Saturday, March 29, 2008

New York Times Offers Insight into Labor Unions in Colombia

The New York Times

March 29, 2008
Op-Ed Contributor

Killing a Trade Pact

Cambridge, Mass.

PRESIDENT BUSH has been urging Congress to approve a pending trade agreement with Colombia, an ally that recently almost went to war with Venezuela and Hugo Chávez. Even though the agreement includes the labor and environmental conditions that Congress wanted, many Democrats, including Senators Hillary Clinton and Barack Obama, now say that Colombia must first punish whomever has been assassinating the members of the nation’s trade unions before the agreement can pass.

An examination of the Democrats’ claims, however, finds that their faith in the assertions of human-rights groups is more righteous than right. Union members have been assassinated, but the reported number is highly exaggerated. Even one murder for union organizing is atrocious, but isolated killings do not justify holding up the trade agreement.

All sides agree that trade-union murders in Colombia, like all violence, have declined drastically in recent years. The Colombian unions’ own research center says killings dropped to 39 last year from a high of 275 in 1996.

Yet in a report being released next week, the research center says the killings remain “systematic” and should be treated by the courts as “genocide” designed to “exterminate” unionism in Colombia. Most human-rights groups cite the union numbers and conclude, as Human Rights Watch did this year, that “Colombia has the highest rate of violence against trade unionists in the world.”

Even if that is true, it was far safer to be in a union than to be an ordinary citizen in Colombia last year. The unions report that they have 1 million members. Thirty-nine killings in 2007 is a murder rate of 4 unionists per 100,000. There were 15,400 homicides in Colombia last year, not counting combat deaths, according to the national police. That is a murder rate of 34 citizens per 100,000.

Many in Congress, moreover, assume that “assassinations” means murders that are carried out for union activity. But the union research center says that in 79 percent of the cases going back to 1986, it has no suspect or motive. The government doesn’t either.

When the Inter American Press Association several years ago investigated its list of murdered Colombian journalists, it found that more than 40 percent were killed for nonjournalistic reasons. The unions have never done a similar investigation.

There are, however, a growing number of convictions for union murders in Colombia. There were exactly zero convictions for them in the 1990s, Colombia’s bloodiest decade, when right-wing paramilitaries and leftist guerrillas were at the height of their strength. Each assassinated the suspected supporters of the others across society, including in unions.

With help from the United States, in 2000 the Colombian military and the judicial system began to reassert themselves.
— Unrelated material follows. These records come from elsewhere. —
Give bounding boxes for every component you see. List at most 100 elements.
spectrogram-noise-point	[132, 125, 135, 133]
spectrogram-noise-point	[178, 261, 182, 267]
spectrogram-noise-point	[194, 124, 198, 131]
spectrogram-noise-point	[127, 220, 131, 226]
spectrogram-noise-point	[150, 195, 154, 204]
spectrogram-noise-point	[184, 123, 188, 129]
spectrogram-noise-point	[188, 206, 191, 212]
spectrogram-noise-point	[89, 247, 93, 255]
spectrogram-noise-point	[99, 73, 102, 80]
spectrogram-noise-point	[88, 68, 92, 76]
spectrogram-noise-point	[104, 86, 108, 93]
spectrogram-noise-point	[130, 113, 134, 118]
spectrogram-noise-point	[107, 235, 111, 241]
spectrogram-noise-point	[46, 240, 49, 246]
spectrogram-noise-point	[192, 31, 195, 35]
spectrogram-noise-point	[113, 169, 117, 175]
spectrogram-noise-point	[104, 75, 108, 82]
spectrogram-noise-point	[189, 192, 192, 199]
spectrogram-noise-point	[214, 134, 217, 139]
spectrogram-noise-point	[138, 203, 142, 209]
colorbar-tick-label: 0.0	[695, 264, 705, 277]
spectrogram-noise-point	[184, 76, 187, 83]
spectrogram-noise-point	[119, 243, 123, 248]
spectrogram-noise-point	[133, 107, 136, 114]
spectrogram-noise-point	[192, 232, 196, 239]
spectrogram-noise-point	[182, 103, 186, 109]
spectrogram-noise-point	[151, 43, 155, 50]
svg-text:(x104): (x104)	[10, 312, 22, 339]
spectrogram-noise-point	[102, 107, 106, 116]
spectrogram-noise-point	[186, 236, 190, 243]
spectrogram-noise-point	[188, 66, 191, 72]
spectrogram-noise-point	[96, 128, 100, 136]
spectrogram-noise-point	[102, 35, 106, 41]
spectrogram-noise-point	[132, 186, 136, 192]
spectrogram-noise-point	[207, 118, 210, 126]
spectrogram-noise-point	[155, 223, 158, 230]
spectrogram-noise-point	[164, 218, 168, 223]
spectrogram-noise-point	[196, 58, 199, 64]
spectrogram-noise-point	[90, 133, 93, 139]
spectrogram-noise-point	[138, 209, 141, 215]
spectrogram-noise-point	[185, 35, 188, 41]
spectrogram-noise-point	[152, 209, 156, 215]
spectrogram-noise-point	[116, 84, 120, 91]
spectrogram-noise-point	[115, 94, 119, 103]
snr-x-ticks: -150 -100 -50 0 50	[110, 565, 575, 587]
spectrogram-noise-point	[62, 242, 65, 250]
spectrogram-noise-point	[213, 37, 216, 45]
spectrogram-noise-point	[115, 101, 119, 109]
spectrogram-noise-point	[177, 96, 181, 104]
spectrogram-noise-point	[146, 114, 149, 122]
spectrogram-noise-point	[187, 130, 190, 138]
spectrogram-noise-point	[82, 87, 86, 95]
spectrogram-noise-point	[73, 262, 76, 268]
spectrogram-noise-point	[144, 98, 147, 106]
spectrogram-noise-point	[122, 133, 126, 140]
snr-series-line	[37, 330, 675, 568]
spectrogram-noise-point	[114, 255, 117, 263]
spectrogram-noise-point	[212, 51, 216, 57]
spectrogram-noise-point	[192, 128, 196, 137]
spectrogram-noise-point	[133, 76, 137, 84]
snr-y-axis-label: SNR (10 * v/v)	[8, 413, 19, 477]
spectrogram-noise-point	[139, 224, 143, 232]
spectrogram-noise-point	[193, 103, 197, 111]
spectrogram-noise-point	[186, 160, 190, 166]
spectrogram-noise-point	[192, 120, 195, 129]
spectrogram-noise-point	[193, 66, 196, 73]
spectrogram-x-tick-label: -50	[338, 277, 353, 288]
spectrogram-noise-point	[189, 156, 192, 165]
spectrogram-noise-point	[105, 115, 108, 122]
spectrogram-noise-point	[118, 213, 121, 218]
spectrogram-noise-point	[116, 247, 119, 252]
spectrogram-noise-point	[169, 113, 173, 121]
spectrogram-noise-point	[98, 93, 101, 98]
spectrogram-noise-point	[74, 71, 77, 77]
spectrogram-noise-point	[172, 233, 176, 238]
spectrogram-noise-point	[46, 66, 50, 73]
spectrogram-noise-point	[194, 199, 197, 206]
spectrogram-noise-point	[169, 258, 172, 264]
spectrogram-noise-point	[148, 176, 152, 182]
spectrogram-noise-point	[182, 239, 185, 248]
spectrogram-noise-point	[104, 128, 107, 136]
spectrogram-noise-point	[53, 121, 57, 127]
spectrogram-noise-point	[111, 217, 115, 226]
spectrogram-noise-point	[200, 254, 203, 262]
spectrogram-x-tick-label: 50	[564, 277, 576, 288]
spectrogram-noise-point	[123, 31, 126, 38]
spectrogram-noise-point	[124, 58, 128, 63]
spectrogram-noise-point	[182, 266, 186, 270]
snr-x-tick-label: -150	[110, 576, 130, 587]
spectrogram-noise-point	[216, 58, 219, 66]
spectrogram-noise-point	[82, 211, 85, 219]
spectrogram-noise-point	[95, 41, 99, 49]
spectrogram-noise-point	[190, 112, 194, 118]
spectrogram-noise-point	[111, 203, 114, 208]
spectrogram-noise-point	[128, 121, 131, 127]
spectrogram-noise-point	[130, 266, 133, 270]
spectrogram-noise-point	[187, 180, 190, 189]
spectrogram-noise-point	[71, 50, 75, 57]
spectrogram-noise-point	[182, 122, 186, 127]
Prosecuting cases referred by the unions themselves, the attorney general’s office won its first conviction for the murder of a trade unionist in 2001. Last year, the office won nearly 40.

Of the 87 convictions won in union cases since 2001, almost all for murder, the ruling judges found that union activity was the motive in only 17. Even if you add the 16 cases in which motive was not established, the number doesn’t reach half of the cases. The judges found that 15 of the murders were related to common crime, 10 to crimes of passion and 13 to membership in a guerrilla organization.

The unions don’t dispute the numbers. Instead, they say the prosecutors and the courts are wasting time and being anti-union by seeking to establish motive — a novel position in legal jurisprudence.

The two main guerrilla groups have an avowed strategy of infiltrating unions, which attracts violence. About a third of the identified murderers of union members are leftist guerrillas. Most of the rest are members of paramilitary groups — presumed to be behind two of the four trade unionist murders this month. The demobilization of most paramilitary groups, along with the prosecutions and government protection of union leaders, has contributed to the great drop in union murders.

President Álvaro Uribe, who has thin skin, can be unwisely provocative when responding to complaints from unions and human rights groups. Still, the level of unionization in Colombia is roughly equal to that in the United States and slightly below the level in the rest of Latin America. The government registered more than 120 new unions in 2006, the last year for which numbers are available. The International Labor Organization says union legal rights in Colombia meet its highest standards. Union leaders have been cabinet members, a governor and the mayor of Bogotá.

Delaying the approval of the trade agreement would be convenient for Democrats in Washington. American labor unions and human-rights groups have made common cause to oppose it this election year. The unions oppose the trade agreement for traditional protectionist reasons. Less understandable are the rights groups.

Human Rights Watch says that it has no position on trade but that it is using the withholding of approval to gain political leverage over the Colombian government. Perversely, they are harming Colombian workers in the process. The trade agreement would stimulate economic growth and help all Colombians.

Edward Schumacher-Matos, a former foreign correspondent for The Times, is a visiting professor of Latin American studies at Harvard.